Change ‘em up, I said. Give that victim some agency (Tim Johnston’s Descent is my favorite example here.)
Hardly original advice, illustrated far better than I by Halley Sutton’s recent column on noir tropes for CrimeReads:
Those tropes are both a challenge and an opportunity for writers: there’s so many ways to become a cliche, low rent Raymond Chandler, and also so many opportunities to remake something out of the familiar into something new.
I really liked her focus on noir, especially when she confessed that her definition is one to which I also default: I know it when I see it.

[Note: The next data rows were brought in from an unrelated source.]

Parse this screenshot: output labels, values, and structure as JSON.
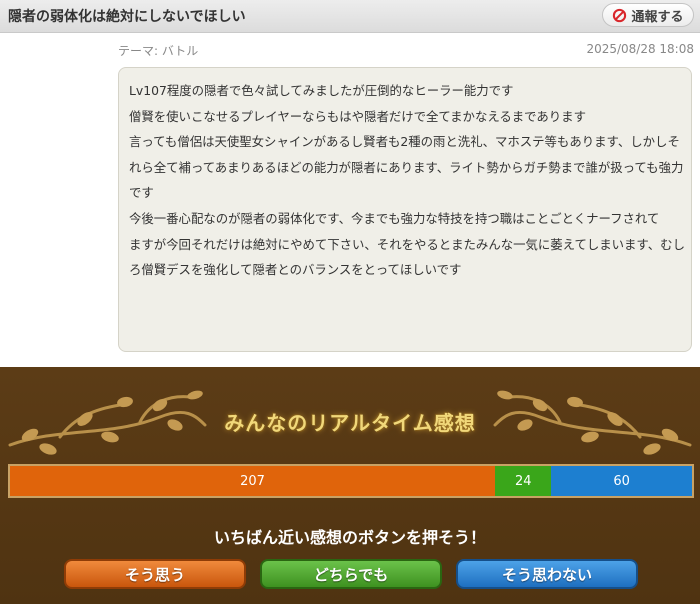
{
  "header": {
    "title": "隠者の弱体化は絶対にしないでほしい",
    "report_label": "通報する"
  },
  "post": {
    "theme": "テーマ: バトル",
    "timestamp": "2025/08/28 18:08",
    "lines": [
      "Lv107程度の隠者で色々試してみましたが圧倒的なヒーラー能力です",
      "僧賢を使いこなせるプレイヤーならもはや隠者だけで全てまかなえるまであります",
      "言っても僧侶は天使聖女シャインがあるし賢者も2種の雨と洗礼、マホステ等もあります、しかしそ",
      "れら全て補ってあまりあるほどの能力が隠者にあります、ライト勢からガチ勢まで誰が扱っても強力",
      "です",
      "今後一番心配なのが隠者の弱体化です、今までも強力な特技を持つ職はことごとくナーフされて",
      "ますが今回それだけは絶対にやめて下さい、それをやるとまたみんな一気に萎えてしまいます、むし",
      "ろ僧賢デスを強化して隠者とのバランスをとってほしいです"
    ]
  },
  "realtime": {
    "title": "みんなのリアルタイム感想",
    "results": {
      "agree": 207,
      "either": 24,
      "disagree": 60
    },
    "prompt": "いちばん近い感想のボタンを押そう！",
    "buttons": {
      "agree": "そう思う",
      "either": "どちらでも",
      "disagree": "そう思わない"
    }
  },
  "colors": {
    "agree": "#e0640b",
    "either": "#3aa61a",
    "disagree": "#1d7fd0",
    "panel_bg": "#5c3c16",
    "title_gold": "#f1d87a"
  },
  "icons": {
    "report": "prohibit-icon",
    "decoration": "vine-ornament-icon"
  }
}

A few years back I was fortunate enough to be asked to contribute a piece to one of Akashic Books’ terrific noir series; in this case Montana Noir. I love the way the entire concept of that book turned the noir trope – urban alleyways cloaked in damp, swirling fog — on its head. If you think the mean streets of LA are scary, wait until you find yourself on a Montana prairie with no law enforcement for fifty miles.
My main character in that story was a hapless student in an MFA program, and the full-figured femme fatale lived in a house trailer and favored peasant blouses over negligees. She also kicked his ass.
In retrospect, I realize I applied my own advice about tropes to that story (whew). I wish I could say I did it purposefully, but I think it had more to do with the fact that I was too freaked out to try and emulate classic noir, so I tried something different.
I had a lot of fun writing that story, which I suppose is the message here, as much as there is one: If you enjoy what you’re writing, chances are your readers will, too.